REPUBLIKA.CO.ID, JAKARTA -- Grab Indonesia saat ini tengah melakukan uji coba penerapan denda untuk pembatalan pemesanan Grab baik ojek atau taksi daring. Mengenai hal tersebut, Direktur Angkutan Jalan Kementerian Perhubungan Ahmad Yani mengungkapkan hal tersebut seperti tidak sesuai.
"Ya itu namanya pencurian uang kita dong. Kita akan melihat dulu soal itu," kata Yani di Hotel Ayana, Jakarta, Selasa (18/6).
Dia menjelaskan Kemenhub akan menanyakan lebih detail mengenai penerapan kebijakan Grab tersebut. Terlebih mengenai bagaimana cara Grab menagih denda tersebut kepada pengguna ojek atau taksi daringnya.
Yani menilai jika denda diterapkan tampaknya masih mungkin jika pengemudi yang melakukan pembatalan. "Kalau pengemudi masih mungkin dikenakan seperti itu kalau membatalkan, tapi kalau konsumen ya terserah mau naik apa juga boleh," jelas Yani.
Sementara itu, Juru Bicara Grab Indonesia Tri Sukma Anreianno mengatakan sejak 17 Juni 2019, Grab memberlakukan uji coba biaya pembatalan di Lampung dan Palembang. Hal tersebut menurut Tri untuk memberikan layanan dan pengalaman terbaik kepada seluruh penggunanya.
"100 persen dari biaya pembatalan akan diberikan kepada mitra pengemudi atas waktu dan upayanya menuju lokasi jemput penumpang," jelas Tri.
Tri menjelaskan jika pembatalan pemesanan terjadi dalam waktu kurang dari lima menit, penumpang tidak akan dikenai biaya pembatalan. Selain itu juga jika pengemudi Grab terlalu lama sampai atau tidak bergerak menuju lokasi jemput, maka penumpang tidak akan tidak dikenai biaya.

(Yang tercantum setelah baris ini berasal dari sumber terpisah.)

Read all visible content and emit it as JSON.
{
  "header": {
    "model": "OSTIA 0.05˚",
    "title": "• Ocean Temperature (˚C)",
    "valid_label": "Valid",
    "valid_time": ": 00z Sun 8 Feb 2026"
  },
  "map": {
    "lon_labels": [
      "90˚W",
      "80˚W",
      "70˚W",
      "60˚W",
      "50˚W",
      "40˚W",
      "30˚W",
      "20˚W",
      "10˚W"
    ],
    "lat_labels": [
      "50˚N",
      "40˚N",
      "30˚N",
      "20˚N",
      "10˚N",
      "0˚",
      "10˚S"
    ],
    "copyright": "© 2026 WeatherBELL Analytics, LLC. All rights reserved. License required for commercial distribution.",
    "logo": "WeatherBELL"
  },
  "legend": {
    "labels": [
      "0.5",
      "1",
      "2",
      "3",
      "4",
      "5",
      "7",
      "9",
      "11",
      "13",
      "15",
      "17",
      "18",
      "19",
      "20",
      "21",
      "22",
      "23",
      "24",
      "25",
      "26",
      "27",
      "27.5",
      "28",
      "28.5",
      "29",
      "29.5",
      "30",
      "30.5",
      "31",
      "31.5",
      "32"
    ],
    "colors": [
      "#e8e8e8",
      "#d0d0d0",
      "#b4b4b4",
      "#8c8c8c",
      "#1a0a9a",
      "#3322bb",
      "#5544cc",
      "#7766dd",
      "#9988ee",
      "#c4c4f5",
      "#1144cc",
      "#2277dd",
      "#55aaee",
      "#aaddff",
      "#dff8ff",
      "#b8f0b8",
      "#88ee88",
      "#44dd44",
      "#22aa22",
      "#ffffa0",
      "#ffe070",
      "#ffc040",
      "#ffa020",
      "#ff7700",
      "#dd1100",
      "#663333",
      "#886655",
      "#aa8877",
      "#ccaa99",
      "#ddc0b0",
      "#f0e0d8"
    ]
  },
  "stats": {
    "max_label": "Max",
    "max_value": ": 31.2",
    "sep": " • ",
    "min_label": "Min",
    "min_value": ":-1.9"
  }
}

Begitu juka jika mitra pengemudi Grab yang melakukan pembatalan perjalanan, Tri menegaskan penumpang tidak akan dikenai biaya. Sementara itu, biaya pembatalan sebesar seribu rupiah untuk ojek daring dan Rp 3 ribu untuk taksi daring akan berlaku jika penumpag membatalkan lima menit setelah mendapatkan mitra pengemudi atau tidak muncul saat mitra pengemudi tiba.
"Biaya pembatalan akan dikurangi dari saldo OVO atau ditambahkan dalam tarif perjalanan berikutnya secara otomatis," tutur Tri.